Cristina and I arrived late afternoon last Thursday, and were looking forward to seeing the beautiful island and relaxing by the water. After the ferry docked, we took a tuc-tuc to our hostel, Finca Magdalena, almost on the other side of the island. That night, we ate a very typical Nicaraguan meal at the hostel and shared a liter of Tona. Cristina was climbing the Maderas volcano the next morning, so it was an early and quiet night.

La lancha, or small ferry, across.

The two volcanoes of Ometepe.
The next day, I had a leisurely breakfast at the hostel and began to make my way to Ojo de Agua about 10am. Ojo de Agua is a natural spring in the middle of the island that they've made into a swimming pool-like attraction. Our plan was to meet up there that afternoon. I began to walk over toward Ojo de Agua and quickly realized that it was a hella far way away. I though I'd better rent a scooter or bike or something or else I'd never get there.

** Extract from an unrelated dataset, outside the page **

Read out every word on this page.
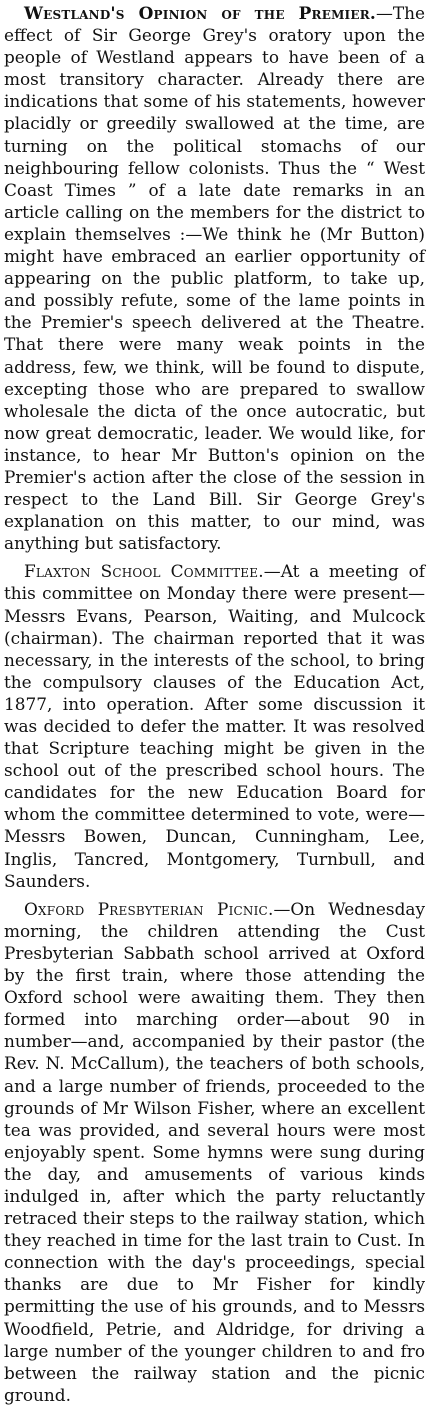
Westland's Opinion of the Premier.—The effect of Sir George Grey's oratory upon the people of Westland appears to have been of a most transitory character. Already there are indications that some of his statements, however placidly or greedily swallowed at the time, are turning on the political stomachs of our neighbouring fellow colonists. Thus the “ West Coast Times ” of a late date remarks in an article calling on the members for the district to explain themselves :—We think he (Mr Button) might have embraced an earlier opportunity of appearing on the public platform, to take up, and possibly refute, some of the lame points in the Premier's speech delivered at the Theatre. That there were many weak points in the address, few, we think, will be found to dispute, excepting those who are prepared to swallow wholesale the dicta of the once autocratic, but now great democratic, leader. We would like, for instance, to hear Mr Button's opinion on the Premier's action after the close of the session in respect to the Land Bill. Sir George Grey's explanation on this matter, to our mind, was anything but satisfactory.

Flaxton School Committee.—At a meeting of this committee on Monday there were present—Messrs Evans, Pearson, Waiting, and Mulcock (chairman). The chairman reported that it was necessary, in the interests of the school, to bring the compulsory clauses of the Education Act, 1877, into operation. After some discussion it was decided to defer the matter. It was resolved that Scripture teaching might be given in the school out of the prescribed school hours. The candidates for the new Education Board for whom the committee determined to vote, were—Messrs Bowen, Duncan, Cunningham, Lee, Inglis, Tancred, Montgomery, Turnbull, and Saunders.

Oxford Presbyterian Picnic.—On Wednesday morning, the children attending the Cust Presbyterian Sabbath school arrived at Oxford by the first train, where those attending the Oxford school were awaiting them. They then formed into marching order—about 90 in number—and, accompanied by their pastor (the Rev. N. McCallum), the teachers of both schools, and a large number of friends, proceeded to the grounds of Mr Wilson Fisher, where an excellent tea was provided, and several hours were most enjoyably spent. Some hymns were sung during the day, and amusements of various kinds indulged in, after which the party reluctantly retraced their steps to the railway station, which they reached in time for the last train to Cust. In connection with the day's proceedings, special thanks are due to Mr Fisher for kindly permitting the use of his grounds, and to Messrs Woodfield, Petrie, and Aldridge, for driving a large number of the younger children to and fro between the railway station and the picnic ground.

While I was thinking about that, I noticed the best view of Concepcion in the distance. Stopping to take a picture, I heard a motorcycle slow behind me. A man stopped and asked in Spanish if I wanted a ride somewhere. I told him I was looking for a place to rent bikes or scooters, and if he knew of one. He said he did and to hop on. I reluctantly got on, knowing that if I started to feel unsafe I could just jump off the scooter. We drove for about 5 minutes before passing a place, and since his questions started to feel a little personal and probing, I yelled "Aqui!!" and he stopped. I jumped off and threw a quick "gracias" in his direction, and began to look for the owner of the bike rental shop. Honestly, he was probably just a friendly guy giving me a ride on his island, but as a woman traveling alone one can never be too sure. I could write a whole blog post about that topic alone, so that's all I'll say for now.

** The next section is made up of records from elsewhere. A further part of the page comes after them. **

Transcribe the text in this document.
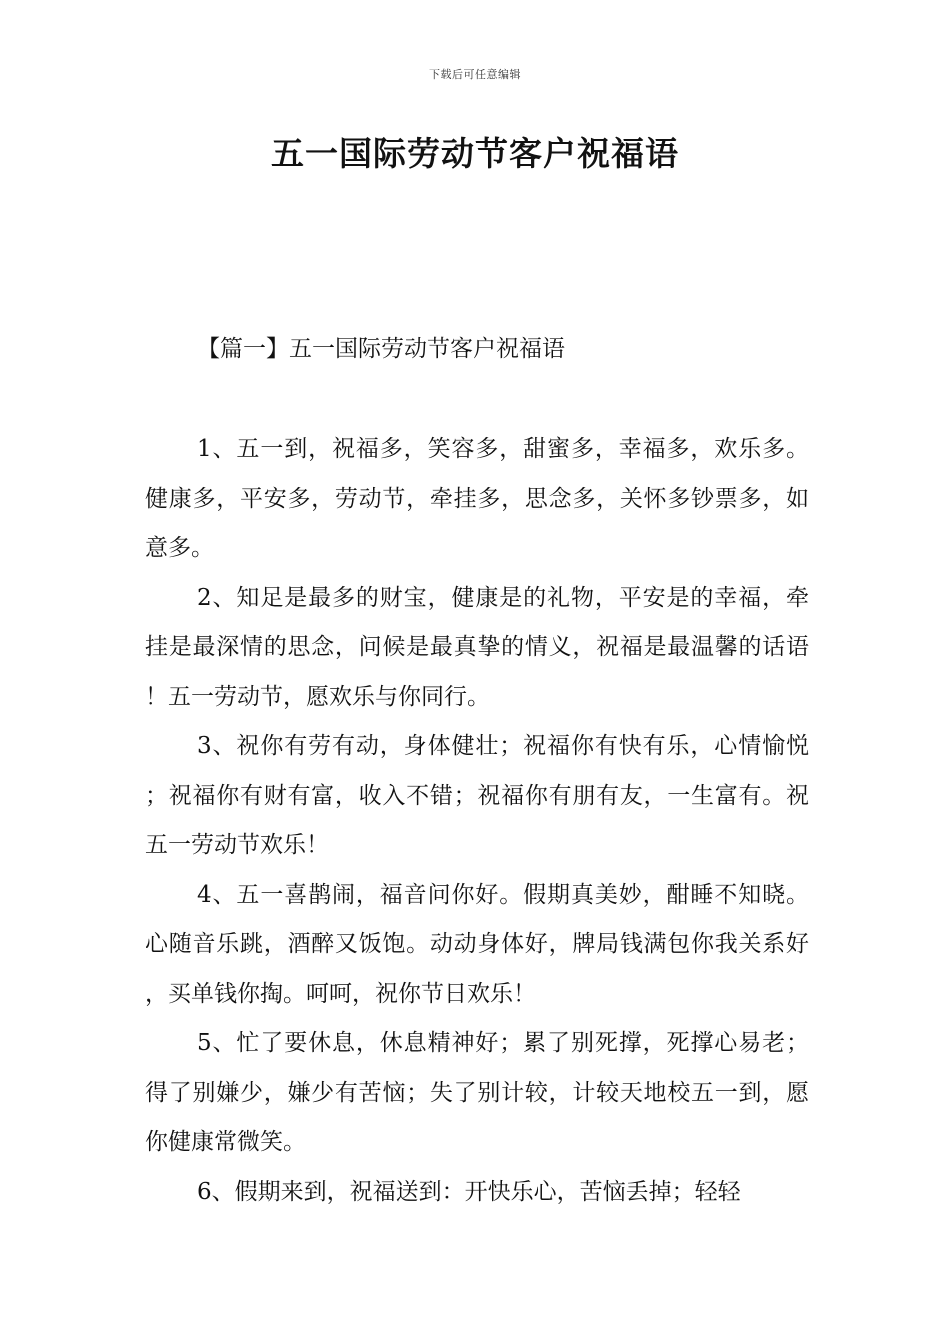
下载后可任意编辑
五一国际劳动节客户祝福语
【篇一】五一国际劳动节客户祝福语

1、五一到，祝福多，笑容多，甜蜜多，幸福多，欢乐多。健康多，平安多，劳动节，牵挂多，思念多，关怀多钞票多，如意多。

2、知足是最多的财宝，健康是的礼物，平安是的幸福，牵挂是最深情的思念，问候是最真挚的情义，祝福是最温馨的话语！五一劳动节，愿欢乐与你同行。

3、祝你有劳有动，身体健壮；祝福你有快有乐，心情愉悦；祝福你有财有富，收入不错；祝福你有朋有友，一生富有。祝五一劳动节欢乐！

4、五一喜鹊闹，福音问你好。假期真美妙，酣睡不知晓。心随音乐跳，酒醉又饭饱。动动身体好，牌局钱满包你我关系好，买单钱你掏。呵呵，祝你节日欢乐！

5、忙了要休息，休息精神好；累了别死撑，死撑心易老；得了别嫌少，嫌少有苦恼；失了别计较，计较天地校五一到，愿你健康常微笑。

6、假期来到，祝福送到：开快乐心，苦恼丢掉；轻轻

These pretty, friendly birds were everywhere.
The view of Concepcion, right before the guy on the bike stopped.
A few minutes later, pedaling down the road on my pink and silver bike, I was the envy of my 10-year-old self on such a beautiful mode of transportation. The breeze refreshed my whole body, and it felt good to use some muscles that have been practically dormant for the past couple months. Then I decided to change the gears on my bike and everything went wrong. I heard the awful grinding and twisting of metal, and my right pedal stuck. It wouldn't make a revolution and I was too scared to break it even more if I forced it. I got off to see what the problem was, which I realize now is completely futile because I know next to nothing about bikes.

I looked up at a friendly-faced security guard a few yards away, hoping that he could help. He could, and after a few minutes he had the chain untangled and the bike working again. I offered him my towel to clean his oil-covered hands, but he refused, saying that they were too dirty. As he went to find his own towel, I noticed the nice, grand-looking hotel that he was meant to be guarding. With sweat soaking through my dress, it was time for a rest. I parked my bike and went in to the restaurant for lunch and a cappuccino. Checking my map, I found I was only about half-way to Ojo de Agua and it was already after midday. Too far for me to bike in one day (except for this one time last year). I decided to stay at the hotel's beachfront that afternoon and told Cristina to meet me there. So we relaxed by the beach the rest of the afternoon and would hit Ojo de Agua the next morning.

Finally relaxing at the beach.
At one point, I looked over and saw this herd of cattle drinking from the lake! I forgot that it is freshwater and they can do that without dying.
We rode back to the hostel on my bike in total Nica style with Cristina pedaling and me sitting side-saddle on the bar in front of her. Some of our friends from Esperanza had arrived at our hostel that afternoon, and we spent the evening playing cards on the deck and eating a delicious dinner while the sun set behind the volcano.

I mean.
We did go--by cab--to Ojo de Agua the next day before heading back to Granada. It was hot (what else is new?), so I swam in the cold, refreshing water as long as I could, and read on the side for the rest of it. Though we had to get back that night, I would have happily spent another day on the beach with my toes in the lake, or on a porch somewhere watching the sun set.

Ojo de tourists.

Cristina sneakily took this of me lounging in the water. I clearly didn't want to go.